DDG Ellard noted that digital trade facilitates trade more broadly and creates more opportunities for those who have been sidelined from the benefits of trade.Digital trade can also be a powerful tool for development as it drives growth and increased productivity, DDG Ellard said. This is especially important for those who remain on the margins of the global economy, including small businesses, women and LDCs.
DDG Ellard observed that while the growth of digital trade holds great promise for developing economies and LDCs, the digital divide is real and must be addressed. In this regard, she noted that the potential of digital trade is constrained by the lack of access to finance, low-income levels, limited Internet access, inadequate transport infrastructure and skills gaps. Moreover, in many economies, the legal and regulatory framework is insufficient to prevent cybercrime, ensure online privacy, support the interoperability of mobile money platforms and banks, and promote consumers’ trust in online transactions.
Multilateral cooperation at the WTO is essential for realizing the full potential of digital technologies, DDG Ellard said. In this regard, WTO members are working to bridge the digital divide, improve the existing rules and develop new ones to reflect the changing nature of trade. In particular, WTO members have reinvigorated the work programme on electronic commerce, a longstanding framework for members’ deliberation on all trade-related issues relating to global e-commerce, particularly those related to development.
Moreover, since 1998, WTO members have been consistently renewing the longstanding moratorium on customs duties on electronic transmissions.

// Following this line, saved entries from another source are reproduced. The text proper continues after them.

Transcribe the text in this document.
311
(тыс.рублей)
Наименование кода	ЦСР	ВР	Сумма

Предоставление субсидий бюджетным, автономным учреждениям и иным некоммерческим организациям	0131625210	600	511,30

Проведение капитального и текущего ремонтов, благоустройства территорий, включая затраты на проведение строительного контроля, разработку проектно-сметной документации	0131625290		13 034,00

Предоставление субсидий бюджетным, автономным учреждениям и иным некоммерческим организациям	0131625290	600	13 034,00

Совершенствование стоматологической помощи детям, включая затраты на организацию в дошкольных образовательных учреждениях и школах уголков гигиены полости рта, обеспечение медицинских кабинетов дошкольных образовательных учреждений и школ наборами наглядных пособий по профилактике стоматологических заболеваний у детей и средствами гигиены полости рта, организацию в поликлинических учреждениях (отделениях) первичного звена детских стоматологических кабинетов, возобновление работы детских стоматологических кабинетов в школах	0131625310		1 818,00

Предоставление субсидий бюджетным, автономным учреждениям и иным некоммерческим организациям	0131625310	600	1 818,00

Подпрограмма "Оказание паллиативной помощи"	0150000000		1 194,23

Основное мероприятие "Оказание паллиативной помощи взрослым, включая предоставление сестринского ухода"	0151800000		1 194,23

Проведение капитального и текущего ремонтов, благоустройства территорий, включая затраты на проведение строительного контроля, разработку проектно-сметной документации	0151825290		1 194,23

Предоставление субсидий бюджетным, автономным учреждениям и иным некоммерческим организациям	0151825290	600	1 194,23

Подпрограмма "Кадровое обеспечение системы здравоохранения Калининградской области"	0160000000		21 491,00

They have a deadline to decide whether to continue it at the WTO’s 13th Ministerial Conference in February 2024 . In addition, 90 WTO members, including developing members, participate in the plurilateral initiative on e-commerce aimed at developing baseline rules governing the global digital economy.
DDG Ellard also highlighted the WTO’s efforts to improve digital trade capacity through technical assistance and the Aid for Trade Programme, which helps developing and LDC members to build supply-side capacity and trade-related infrastructure. She also emphasized the research the WTO has done with other international organizations to explore the opportunities and challenges for developing economies arising from digital trade.
In particular, DDG Ellard highlighted a joint WTO/World Bank note on “Turning Digital Trade into a Catalyst for African Development” and a report on “Digital Trade for Development”, authored by the IMF, OECD, UNCTAD, the World Bank and the WTO, which will be launched as part of the UNCTAD “eWeek” 2023.
DDG Ellard concluded by calling for more cooperation between international organizations, national governments, business and civil society on digital trade-related issues.